Were Chazal able to extract scientific knowledge from Torah? The only honest answer to that appears to be no. But let us phrase the question a little differently. Did Chazal consider themselves able to extract science from Torah, and if so, to what extent and to what degree of reliability? And to what extent was their self-assessment accepted or disputed by later authorities? There are indeed certain indications that Chazal did consider themselves able to reliably extract science from Torah:
The Emperor once asked R. Joshua b. Hanania: ‘How long is the period of gestation and birth of a serpent’? — He replied to him: ‘Seven years’. ‘But did not the Sages of the Athenian school couple’ [a male serpent with a female] and they gave birth in three years’? — ‘Those had already been pregnant for four years’. ‘But did they not have sexual contact’? — ‘Serpents have sexual intercourse in the same manner as human beings’.‘But are not [the sages of Athens] wise men [and surely they must have ascertained the true facts about the serpent]’? ‘We are wiser than they.' (Bechoros 8b)

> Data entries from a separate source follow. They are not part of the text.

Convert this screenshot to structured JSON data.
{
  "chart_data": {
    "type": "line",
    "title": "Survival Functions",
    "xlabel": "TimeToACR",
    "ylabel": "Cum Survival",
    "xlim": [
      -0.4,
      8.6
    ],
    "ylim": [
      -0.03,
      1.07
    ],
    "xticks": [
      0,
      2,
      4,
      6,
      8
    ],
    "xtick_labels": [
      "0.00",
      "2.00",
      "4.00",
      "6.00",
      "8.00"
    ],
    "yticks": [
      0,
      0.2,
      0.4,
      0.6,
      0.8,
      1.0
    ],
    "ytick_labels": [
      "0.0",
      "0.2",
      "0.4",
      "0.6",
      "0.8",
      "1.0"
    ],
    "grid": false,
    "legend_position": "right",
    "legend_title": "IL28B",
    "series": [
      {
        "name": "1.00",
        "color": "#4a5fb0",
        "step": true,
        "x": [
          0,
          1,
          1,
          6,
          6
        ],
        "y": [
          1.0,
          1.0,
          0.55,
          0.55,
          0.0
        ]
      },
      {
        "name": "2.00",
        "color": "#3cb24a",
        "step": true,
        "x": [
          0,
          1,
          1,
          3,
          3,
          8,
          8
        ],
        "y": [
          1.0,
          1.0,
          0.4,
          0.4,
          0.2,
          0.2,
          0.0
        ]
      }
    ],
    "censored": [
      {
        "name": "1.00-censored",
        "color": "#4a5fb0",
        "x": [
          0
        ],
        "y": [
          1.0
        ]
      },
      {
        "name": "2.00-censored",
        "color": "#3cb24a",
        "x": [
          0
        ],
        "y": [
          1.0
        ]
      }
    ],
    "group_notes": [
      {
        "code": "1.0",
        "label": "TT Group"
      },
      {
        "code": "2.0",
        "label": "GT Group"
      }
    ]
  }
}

On the other hand, the fact that they argued with each other about facts such as the path of the sun and the source of rain means that they acknowledged that they weren't necessarily correct in their exegeses. And indeed, Rabbi Yehudah HaNasi conceded that the non-Jewish astronomers were correct about where the sun goes at night, even though the Jewish sages had connected their view to a Scriptural exegesis. It would seem that although where Jewish pride was at stake, Chazal insisted on their superiority, otherwise they acknowledged that their methodology would not necessarily yield correct results. As indeed it didn't.